Negotiation Becomes a High-Resolution Art
Designing the deal
Where students apply negotiation theory and critique real-world deals
Marc Graboff is a veteran of multimillion-dollar Hollywood contract negotiations, in which impressive people regularly line up on all sides of the bargaining table. But when Graboff, the executive vice president of NBC Universal Television Group, came to speak to a class of 54 Harvard law students about corporate deal making, he was the one who was impressed.
Graboff flew from California to Cambridge to explain the ins and outs of inking an agreement bywhich NBC would pay just over $5 million per episode for the hit TV sitcom "Frasier"--even though Paramount, the owner of the show, had initially demanded more than $8 million. After instructing the class on overcoming one obstacle after another, and responding to the students' questions and observations, he came away thinking, "I learned as much from that group as they did from me."
Graboff, who has been practicing entertainment law for more than two decades, had a further thought: "I wish I could have taken a class like that when I was in law school."
Graboff was one of 15 guests in Guhan Subramanian's new course, Advanced Negotiation: Deal Design and Implementation. Subramanian '98, the Joseph Flom Professor of Law and Business, taught the class for the first time this past spring. It mixes rigorous analysis of corporate law with case study examination of recent business deals. To bring the deals to life for students, Subramanian brought in an array of high-powered deal makers, CEOs, senior partners and chairmen. But these boardroom veterans were not just there to lecture. Side by side with the students, they dissected the deals, examined tactical mistakes and players' personalities, and even accepted some constructive criticism along the way.
If the approach sounds a bit like a class taught across the Charles River at Harvard Business School, that is no coincidence. In addition to his J.D., Subramanian holds an M.B.A. from HBS. After a stint as a consultant with McKinsey & Co., he taught at the business school for three years before joining the law school faculty in 2002. "Many of the most interesting transactions never end in a legal opinion," he said. "So in a class like this we look at the deal from the perspective of the corporate deal maker in the trenches, rather than from the perspective of a judge writing a legal opinion after the fact." His class combines an academic, legal approach with a business school-like examination of tactics. Subramanian stated: "I like to ask: 'How can we use an academic lens to shed light on what transactional lawyers and other deal makers actually do, and should do, in practice?'"
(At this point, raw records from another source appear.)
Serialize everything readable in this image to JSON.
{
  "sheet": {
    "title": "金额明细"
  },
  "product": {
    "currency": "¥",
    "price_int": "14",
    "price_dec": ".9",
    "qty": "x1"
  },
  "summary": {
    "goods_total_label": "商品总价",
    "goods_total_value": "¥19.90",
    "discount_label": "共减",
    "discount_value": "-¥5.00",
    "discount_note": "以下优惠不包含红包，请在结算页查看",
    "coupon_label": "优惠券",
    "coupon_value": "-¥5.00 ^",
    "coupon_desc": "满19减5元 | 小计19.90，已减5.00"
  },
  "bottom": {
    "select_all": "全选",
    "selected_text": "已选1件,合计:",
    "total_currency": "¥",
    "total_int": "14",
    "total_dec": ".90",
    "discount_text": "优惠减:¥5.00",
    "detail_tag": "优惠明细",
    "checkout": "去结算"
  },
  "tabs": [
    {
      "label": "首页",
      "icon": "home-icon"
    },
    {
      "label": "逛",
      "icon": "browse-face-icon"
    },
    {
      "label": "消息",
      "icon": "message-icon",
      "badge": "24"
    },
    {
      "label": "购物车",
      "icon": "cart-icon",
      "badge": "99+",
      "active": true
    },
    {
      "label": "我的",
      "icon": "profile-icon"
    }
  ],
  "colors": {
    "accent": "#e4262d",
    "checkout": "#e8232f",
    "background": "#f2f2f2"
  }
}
Subramanian poses that question to his classes as well as in his own research, which involves empirical analysis of deal making and corporate law and corporate governance issues. He has collected data and written articles on topics such as "freeze-out" transactions (buyouts by controlling shareholders), hostile takeover bids and "lockup" arrangements in negotiated acquisitions. Combining theory and practice, he is writing a book demonstrating how an academic perspective can yield insights for real-world deal making. His co-author, Professor Richard Zeckhauser, an economist, teaches at Harvard's John F. Kennedy School of Government.
"In the class we try to dissect deals to find the critical issues," Subramanian said. "It's the core teaching method at the business school, to look at 15 different situations and see the patterns and principles that arise. Then when you see something in the real world, it looks familiar, and you're better prepared to deal with it."
As high-minded, serious and academic as Subramanian is, it is clear he thinks corporate transactions are just plain fun. His eyes light up as he discusses the legal, tactical and structural elements involved. And he has designed his course to pass that enthusiasm on to his students. "I wasn't sure exactly what to expect teaching this course for the first time," he said. "But the students and practitioners really rose to the occasion, and I think it was a great experience all around."
Subramanian and his deal-design class traded insights with Richard Hall LL.M. '88, a Cravath, Swaine & Moore partner, who detailed the negotiations in a Newport News Shipbuilding deal. James Morphy '79, head of mergers and acquisitions at Sullivan & Cromwell, offered students an insider's view of Hershey's failed merger with Wrigley. From Williams & Connolly, lawyer Robert Barnett discussed the publishing deals for the memoirs of Hillary Rodham Clinton and Bill Clinton.